Invariant Two-Component Structure of the Repeatable Battery for the Assessment of Neuropsychological Status (RBANS)
Taylor & Francis
Applied Neuropsychology: Adult
The Repeatable Battery for the Assessment of Neuropsychological Status is a brief neurocognitive instrument used to evaluate cognitive functioning in clinical settings. Prior investigations of the factor structure have revealed subtle differences across samples. It was hypothesized that these differences are primarily the result of methodological decisions made by researchers. The present study utilized empirically supported extraction criteria (parallel analysis; minimum average partial procedure) and uniformly investigated 5 samples.
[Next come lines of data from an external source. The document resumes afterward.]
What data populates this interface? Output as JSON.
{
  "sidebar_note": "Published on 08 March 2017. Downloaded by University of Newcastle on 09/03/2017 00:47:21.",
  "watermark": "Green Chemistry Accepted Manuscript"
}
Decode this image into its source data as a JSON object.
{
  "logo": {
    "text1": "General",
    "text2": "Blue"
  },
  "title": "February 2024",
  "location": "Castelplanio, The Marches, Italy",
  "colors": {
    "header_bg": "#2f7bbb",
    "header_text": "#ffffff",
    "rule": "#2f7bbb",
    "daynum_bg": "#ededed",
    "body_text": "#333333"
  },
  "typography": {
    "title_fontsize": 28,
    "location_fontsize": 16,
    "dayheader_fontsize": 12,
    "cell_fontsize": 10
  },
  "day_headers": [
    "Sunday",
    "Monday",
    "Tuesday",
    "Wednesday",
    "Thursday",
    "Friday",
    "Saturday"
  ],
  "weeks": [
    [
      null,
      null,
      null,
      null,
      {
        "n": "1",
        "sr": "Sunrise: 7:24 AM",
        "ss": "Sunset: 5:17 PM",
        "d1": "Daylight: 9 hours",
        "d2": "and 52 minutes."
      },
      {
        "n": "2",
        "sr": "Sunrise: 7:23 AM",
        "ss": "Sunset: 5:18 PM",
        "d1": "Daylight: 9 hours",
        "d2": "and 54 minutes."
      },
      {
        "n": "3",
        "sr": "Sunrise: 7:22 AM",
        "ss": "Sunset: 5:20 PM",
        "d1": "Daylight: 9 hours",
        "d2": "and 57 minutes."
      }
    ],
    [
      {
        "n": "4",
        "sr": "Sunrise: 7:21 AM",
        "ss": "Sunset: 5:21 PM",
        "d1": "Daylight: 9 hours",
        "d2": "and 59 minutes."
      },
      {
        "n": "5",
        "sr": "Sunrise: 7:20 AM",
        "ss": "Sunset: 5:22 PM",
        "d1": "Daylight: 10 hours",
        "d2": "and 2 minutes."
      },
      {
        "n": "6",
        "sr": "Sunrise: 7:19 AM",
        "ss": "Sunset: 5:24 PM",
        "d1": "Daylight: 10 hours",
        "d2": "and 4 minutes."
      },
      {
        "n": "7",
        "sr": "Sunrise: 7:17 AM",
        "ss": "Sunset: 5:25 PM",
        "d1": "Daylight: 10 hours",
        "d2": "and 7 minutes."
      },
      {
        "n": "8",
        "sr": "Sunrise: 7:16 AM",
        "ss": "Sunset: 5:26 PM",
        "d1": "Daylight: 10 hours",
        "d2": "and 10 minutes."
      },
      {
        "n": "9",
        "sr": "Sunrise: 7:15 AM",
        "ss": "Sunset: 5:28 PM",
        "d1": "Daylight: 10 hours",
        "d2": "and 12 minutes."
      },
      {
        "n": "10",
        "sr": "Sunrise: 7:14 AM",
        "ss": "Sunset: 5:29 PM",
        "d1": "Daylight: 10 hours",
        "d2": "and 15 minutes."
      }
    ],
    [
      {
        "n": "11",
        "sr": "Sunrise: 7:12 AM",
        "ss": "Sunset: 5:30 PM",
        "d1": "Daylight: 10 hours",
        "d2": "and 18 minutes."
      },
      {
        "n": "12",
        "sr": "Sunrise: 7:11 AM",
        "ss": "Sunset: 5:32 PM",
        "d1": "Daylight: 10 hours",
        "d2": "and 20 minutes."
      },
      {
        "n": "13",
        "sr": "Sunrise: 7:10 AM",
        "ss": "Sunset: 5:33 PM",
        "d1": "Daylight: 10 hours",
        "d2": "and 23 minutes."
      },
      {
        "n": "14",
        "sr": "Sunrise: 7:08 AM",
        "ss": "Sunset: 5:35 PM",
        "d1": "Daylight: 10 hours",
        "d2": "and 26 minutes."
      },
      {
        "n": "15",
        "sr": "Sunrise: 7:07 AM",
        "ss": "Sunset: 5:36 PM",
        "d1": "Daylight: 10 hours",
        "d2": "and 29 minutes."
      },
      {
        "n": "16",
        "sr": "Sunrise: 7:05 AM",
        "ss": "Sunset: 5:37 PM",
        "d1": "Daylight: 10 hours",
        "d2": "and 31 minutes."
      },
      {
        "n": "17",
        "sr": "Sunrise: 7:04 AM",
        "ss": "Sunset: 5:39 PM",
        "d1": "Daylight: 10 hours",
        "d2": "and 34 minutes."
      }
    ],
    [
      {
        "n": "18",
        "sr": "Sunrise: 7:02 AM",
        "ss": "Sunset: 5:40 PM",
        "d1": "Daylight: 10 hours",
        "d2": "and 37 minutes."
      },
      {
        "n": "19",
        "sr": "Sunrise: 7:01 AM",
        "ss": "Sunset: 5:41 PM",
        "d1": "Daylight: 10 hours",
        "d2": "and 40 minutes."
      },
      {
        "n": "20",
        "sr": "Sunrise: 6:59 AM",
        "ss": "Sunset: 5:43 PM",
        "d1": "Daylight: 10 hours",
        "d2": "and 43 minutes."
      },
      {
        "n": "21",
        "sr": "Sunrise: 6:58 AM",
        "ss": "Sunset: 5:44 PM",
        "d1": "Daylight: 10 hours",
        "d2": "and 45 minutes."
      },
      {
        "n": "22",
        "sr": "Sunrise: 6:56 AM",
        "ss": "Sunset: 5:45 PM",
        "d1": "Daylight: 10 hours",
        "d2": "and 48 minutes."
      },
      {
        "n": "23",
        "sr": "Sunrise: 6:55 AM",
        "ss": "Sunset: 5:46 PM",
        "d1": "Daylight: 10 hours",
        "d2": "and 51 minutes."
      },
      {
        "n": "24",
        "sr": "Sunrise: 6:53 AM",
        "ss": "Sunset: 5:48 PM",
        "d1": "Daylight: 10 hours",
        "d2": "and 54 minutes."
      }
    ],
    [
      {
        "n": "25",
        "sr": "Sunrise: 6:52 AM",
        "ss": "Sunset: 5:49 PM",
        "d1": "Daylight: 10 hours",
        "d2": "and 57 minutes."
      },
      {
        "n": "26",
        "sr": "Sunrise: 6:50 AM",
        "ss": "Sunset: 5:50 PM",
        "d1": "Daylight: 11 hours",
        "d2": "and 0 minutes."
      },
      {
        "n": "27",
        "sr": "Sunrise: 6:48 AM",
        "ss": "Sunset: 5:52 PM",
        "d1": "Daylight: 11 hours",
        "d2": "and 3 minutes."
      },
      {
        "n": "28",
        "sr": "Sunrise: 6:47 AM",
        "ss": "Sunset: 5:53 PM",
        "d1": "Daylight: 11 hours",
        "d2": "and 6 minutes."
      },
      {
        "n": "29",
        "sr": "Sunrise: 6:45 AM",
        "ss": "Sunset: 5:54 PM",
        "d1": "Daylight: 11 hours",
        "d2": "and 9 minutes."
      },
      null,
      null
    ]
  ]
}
RBANS data from 4 previously published studies (Carlozzi, Horner, Yang, & Tilley, 2008; Duff, Hobson, Beglinger, & O'Bryant, 2010; Duff et al., 2006; Wilde, 2006) were reanalyzed, and a new clinical sample was obtained from the Gundersen Health System Memory Center. The congruence of factor structures was investigated by conducting orthogonal vector matrix comparisons (Barrett, 2005), and a robust 2-factor structure reliably emerged across samples. The invariant RBANS 2-factor structure primarily emphasized memory and visuospatial functioning. This finding offered further support for a 2-factor RBANS structure identified in previous studies and additionally provided empirical documentation of replication across diverse samples. Due to the expansive use of the RBANS, this psychometric knowledge has significant clinical implications. It should facilitate accurate interpretation of test data and allow clinicians to make more informed decisions regarding whether the instrument is appropriate to use in various clinical settings.